Mitigating the high-tech threat

Business leaders must ensure that their security posture reflects their threat profile, advises Dr Moodley. And they must change their approach to cybersecurity. “Ensuring the implementation of security as a discipline as opposed to an add-on will ensure that business activities incorporate the necessary security measures.” Training across the entire business ecosystem is another essential step in making sure that there is a common and, more importantly, shared demonstrable understanding of security.

You can only put up so many fences before someone figures out a way to get in, agrees Walker, noting that it is critical to secure your business from the inside. Guarding against these high-tech threats demands that you get the human side of things right. “Make sure that your teams are trained so that they understand what is at stake.”

Dr Nasila believes that businesses must train employees to always think before they act. Cyber attackers are very good as pretending to be someone else — like a friend, family member or colleague — in order to gain a person’s trust and to get the individual to let their guard down. Employees must be trained to approach any emails that come to them unexpectedly with a healthy measure of suspicion, he adds.

It’s important to get the basics right, like keeping all software up-to-date, backing up data regularly, placing the necessary controls on employee activity and putting comprehensive security measures in place where possible, outlines Dr Nasila.

How to protect against the new wave of cyberthreats

To guard against cybercriminals who use emerging tech for ill gain, Dr Nasila suggests the following measures for African businesses:

Enhance communication channels: When a business is under attack by a cyberthreat, timing is of the utmost essence. The quicker you can organise your emergency management team, the better. The sooner you can transmit pertinent information to everyone in your network, the more likely you can reduce the risk or magnitude of the attack. By taking advantage of all forms of communication technology, your organisation can minimise the threat and set out on a corrective course more efficiently.

Use bot-detection programmes: One of the best ways in which bots can be countered is through the use of machine learning bot detection programs like Botometer, Tweetbotornot or IBM’s DeepLocker.

 Utilise AI and other technologies to enhance cyberthreat profiling: Make use of AI to enhance fact checking. Machine learning and algorithms are much more efficient than an individual or a team of people hired to check millions of tweets and social media posts that are generated each day.

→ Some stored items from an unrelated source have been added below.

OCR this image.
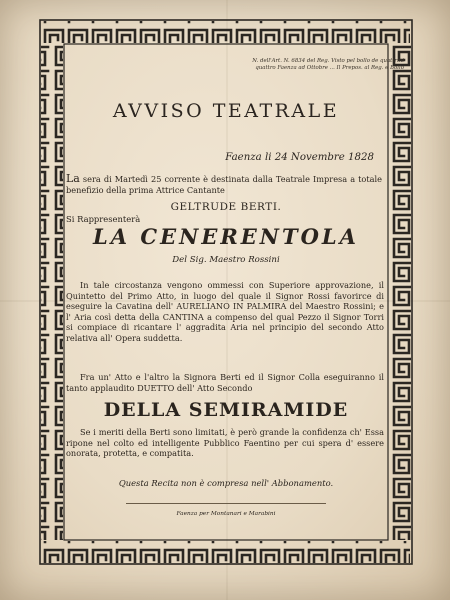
N. dell'Art. N. 6834 del Reg. Visto pel bollo de quattrini quattro Faenza ad Ottobre ... Il Prepos. al Reg. e Bollo
AVVISO TEATRALE
Faenza li 24 Novembre 1828
La sera di Martedì 25 corrente è destinata dalla Teatrale Impresa a totale benefizio della prima Attrice Cantante
GELTRUDE BERTI.
Si Rappresenterà
LA CENERENTOLA
Del Sig. Maestro Rossini
In tale circostanza vengono ommessi con Superiore approvazione, il Quintetto del Primo Atto, in luogo del quale il Signor Rossi favorirce di eseguire la Cavatina dell' AURELIANO IN PALMIRA del Maestro Rossini; e l' Aria così detta della CANTINA a compenso del qual Pezzo il Signor Torri si compiace di ricantare l' aggradita Aria nel principio del secondo Atto relativa all' Opera suddetta.
Fra un' Atto e l'altro la Signora Berti ed il Signor Colla eseguiranno il tanto applaudito DUETTO dell' Atto Secondo
DELLA SEMIRAMIDE
Se i meriti della Berti sono limitati, è però grande la confidenza ch' Essa ripone nel colto ed intelligente Pubblico Faentino per cui spera d' essere onorata, protetta, e compatita.
Questa Recita non è compresa nell' Abbonamento.
Faenza per Montanari e Marabini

You may find that the same kinds of AI systems that create the problem in the first place are responsible for finding a solution.

 Have an integrated approach towards cyberthreat risk management: An integrated risk management approach recognises that each organisation faces unique sets of risks and threats and, as a result, must take a risk-centric (not compliance-focused) approach to security. This is especially important because cyberattacks enabled by technology keep evolving and getting more and more complex. An integrated approach enables identification of critical cyber-physical assets and assesses the impact of vulnerabilities that affect the assets in an organisation.

Have a multi-disciplinary approach towards creating awareness and minimising exposure to cyberattacks: This can range from better cybersecurity awareness training through to the use of zero-trust mechanisms and network segmentation techniques that make it harder for an AI-powered attack to spread. AI attacks promise a step change in attack volume and velocity, making it more important than ever for defence to keep up.

As cyber threats become smarter and more sophisticated, no organisation can afford to be complacent about cyber security, concludes Dr Nasila. “Today, businesses must always assume they are continually under attack from outside threats.”